CAR-T cell therapy is rapidly becoming a feasible and highly effective approach to treat human cancers, especially liquid malignant tumors ( B-cell malignancies and lymphoma); however, like other technologies, CAR-T has significant challenges.
Adaptive CAR-T cell infusion is an important advancement in tumor therapy. More work is needed to enable CAR-T cells to stop tumor cell escape, control toxicity, adjust the suppressive tumor microenvironment, improve tumor target screening as well as increase T cell persistence.
CAR-T Current Challenges
Cellicure’s Solutions
nCAR-TTM Platforms
CAR-T cell persistence is a significant challenge for CAR-T therapy that ranges from the patients’ tumor cells to the CAR-T cells used for therapy.
After adaptive CAR-T cells are injected into the patient, for a variety of reasons, the number of T cells declines rapidly. This “low CAR-T cell persistence” significantly limits CAR-T therapeutic efficacy.
The challenge is finding ways to prolong T cell persistence in vivo thus optimizing CAR-T cell therapy.
Cellicure’s Solutions
Cellicure’s innovative technology, nCAR-TTM is based on groundbreaking discoveries made by Dr. Minggang Zhang and team at MSKCC.
Using a high-throughput miRNA library screen, RNAseq, ATACseq analysis, and a series of in vitro and in vivo tumor model experiments, a critical signaling cascade was shown to facilitate T cell persistence in vivo, leading to a significantly higher CAR-T cell therapeutic efficacy.
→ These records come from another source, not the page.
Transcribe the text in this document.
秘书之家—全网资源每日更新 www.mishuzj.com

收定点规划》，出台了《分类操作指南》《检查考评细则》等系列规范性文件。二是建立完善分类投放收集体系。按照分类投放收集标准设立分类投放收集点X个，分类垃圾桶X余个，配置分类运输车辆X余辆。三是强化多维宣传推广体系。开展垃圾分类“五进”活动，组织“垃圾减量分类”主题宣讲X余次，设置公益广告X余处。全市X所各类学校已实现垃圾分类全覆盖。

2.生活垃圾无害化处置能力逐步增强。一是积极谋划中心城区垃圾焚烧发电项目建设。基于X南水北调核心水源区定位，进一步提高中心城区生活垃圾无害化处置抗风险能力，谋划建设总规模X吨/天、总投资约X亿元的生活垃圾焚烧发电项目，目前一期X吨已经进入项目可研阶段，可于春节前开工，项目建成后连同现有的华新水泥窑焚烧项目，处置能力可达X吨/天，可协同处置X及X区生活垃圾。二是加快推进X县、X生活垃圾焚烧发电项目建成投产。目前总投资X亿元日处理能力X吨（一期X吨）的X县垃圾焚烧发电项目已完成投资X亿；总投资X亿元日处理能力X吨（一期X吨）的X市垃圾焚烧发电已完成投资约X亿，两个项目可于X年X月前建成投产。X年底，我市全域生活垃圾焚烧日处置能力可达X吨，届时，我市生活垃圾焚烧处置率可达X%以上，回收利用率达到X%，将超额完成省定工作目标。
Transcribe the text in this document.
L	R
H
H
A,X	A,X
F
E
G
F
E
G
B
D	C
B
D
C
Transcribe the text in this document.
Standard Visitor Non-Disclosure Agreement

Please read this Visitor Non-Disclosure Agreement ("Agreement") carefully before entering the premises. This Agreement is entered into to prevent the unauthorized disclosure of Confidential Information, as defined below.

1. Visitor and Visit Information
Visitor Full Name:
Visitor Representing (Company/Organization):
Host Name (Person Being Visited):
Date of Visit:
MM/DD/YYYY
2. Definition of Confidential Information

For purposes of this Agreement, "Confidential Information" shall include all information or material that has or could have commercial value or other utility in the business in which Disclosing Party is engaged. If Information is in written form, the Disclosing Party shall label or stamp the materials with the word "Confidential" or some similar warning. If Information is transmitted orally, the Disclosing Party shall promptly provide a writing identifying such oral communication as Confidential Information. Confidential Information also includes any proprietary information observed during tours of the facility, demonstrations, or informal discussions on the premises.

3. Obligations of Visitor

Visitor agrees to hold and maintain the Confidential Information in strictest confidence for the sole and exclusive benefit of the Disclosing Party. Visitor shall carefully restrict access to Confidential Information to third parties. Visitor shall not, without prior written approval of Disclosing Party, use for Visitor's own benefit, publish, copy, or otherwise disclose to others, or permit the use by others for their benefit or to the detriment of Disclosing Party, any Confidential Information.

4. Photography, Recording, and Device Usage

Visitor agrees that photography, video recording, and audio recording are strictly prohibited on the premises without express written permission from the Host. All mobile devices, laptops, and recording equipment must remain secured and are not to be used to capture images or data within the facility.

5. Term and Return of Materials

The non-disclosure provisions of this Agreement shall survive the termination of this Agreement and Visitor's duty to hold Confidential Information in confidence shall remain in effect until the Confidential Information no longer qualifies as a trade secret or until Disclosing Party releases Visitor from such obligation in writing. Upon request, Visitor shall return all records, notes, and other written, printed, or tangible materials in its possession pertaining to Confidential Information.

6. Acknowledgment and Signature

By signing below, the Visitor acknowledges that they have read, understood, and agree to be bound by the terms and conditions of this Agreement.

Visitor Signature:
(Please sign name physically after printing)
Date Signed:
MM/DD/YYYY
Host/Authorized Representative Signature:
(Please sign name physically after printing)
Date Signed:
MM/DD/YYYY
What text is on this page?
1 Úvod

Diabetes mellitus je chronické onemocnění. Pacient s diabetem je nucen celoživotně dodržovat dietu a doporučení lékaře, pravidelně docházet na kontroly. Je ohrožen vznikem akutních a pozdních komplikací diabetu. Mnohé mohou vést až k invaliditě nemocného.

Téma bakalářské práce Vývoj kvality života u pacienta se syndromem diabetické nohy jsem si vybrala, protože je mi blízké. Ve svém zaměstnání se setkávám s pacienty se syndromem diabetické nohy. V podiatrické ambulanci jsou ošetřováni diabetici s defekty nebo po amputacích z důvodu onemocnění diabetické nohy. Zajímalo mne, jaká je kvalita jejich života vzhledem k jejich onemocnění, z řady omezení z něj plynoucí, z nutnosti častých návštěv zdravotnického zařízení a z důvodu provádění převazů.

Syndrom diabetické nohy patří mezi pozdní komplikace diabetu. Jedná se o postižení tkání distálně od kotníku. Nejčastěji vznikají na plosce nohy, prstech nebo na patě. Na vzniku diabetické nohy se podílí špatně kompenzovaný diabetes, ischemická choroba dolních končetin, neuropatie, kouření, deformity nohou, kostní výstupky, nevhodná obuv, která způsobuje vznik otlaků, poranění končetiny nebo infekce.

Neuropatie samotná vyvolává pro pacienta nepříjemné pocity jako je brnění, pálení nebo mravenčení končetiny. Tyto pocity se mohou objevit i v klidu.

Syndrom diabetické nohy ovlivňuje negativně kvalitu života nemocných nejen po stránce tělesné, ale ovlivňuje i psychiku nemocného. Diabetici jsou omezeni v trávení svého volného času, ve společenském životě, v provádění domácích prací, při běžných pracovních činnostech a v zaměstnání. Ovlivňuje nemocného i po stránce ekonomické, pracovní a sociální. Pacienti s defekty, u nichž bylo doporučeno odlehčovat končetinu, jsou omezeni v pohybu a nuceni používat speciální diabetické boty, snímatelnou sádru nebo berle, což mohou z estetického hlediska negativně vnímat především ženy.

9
Cellicure’s focus for nCAR-T is the treatment of B-cell malignancies and solid tumors.
nCAR-TTM Platforms
Genomic miRNA “Trogocytosis” screening and RNAseq and ATACseq analysis have demonstrated that the miR200c-Zeb1-EpCAM axis is associated with prolonged in vivo T cell presistence. miR200c suppresses the expression of Zeb1, a zinc finger and homeodomain transcription factor that binds, caps, and suppresses the EpCAM gene causing a decrease in EpCAM transcription.
Suppression of Zeb1 results in an increase in EpCAM transcription leading to the EpCAM intercellular domain recruitment of FHL2 and β-catenin. The recruitment then forms a complex that translocates to the nucleus with Lef1 and TCF1 triggering target gene expression. This process mediates cell survival leading to long-term cellular proliferation in vivo as well as improved T cell immunotherapy in liquid and solid tumors.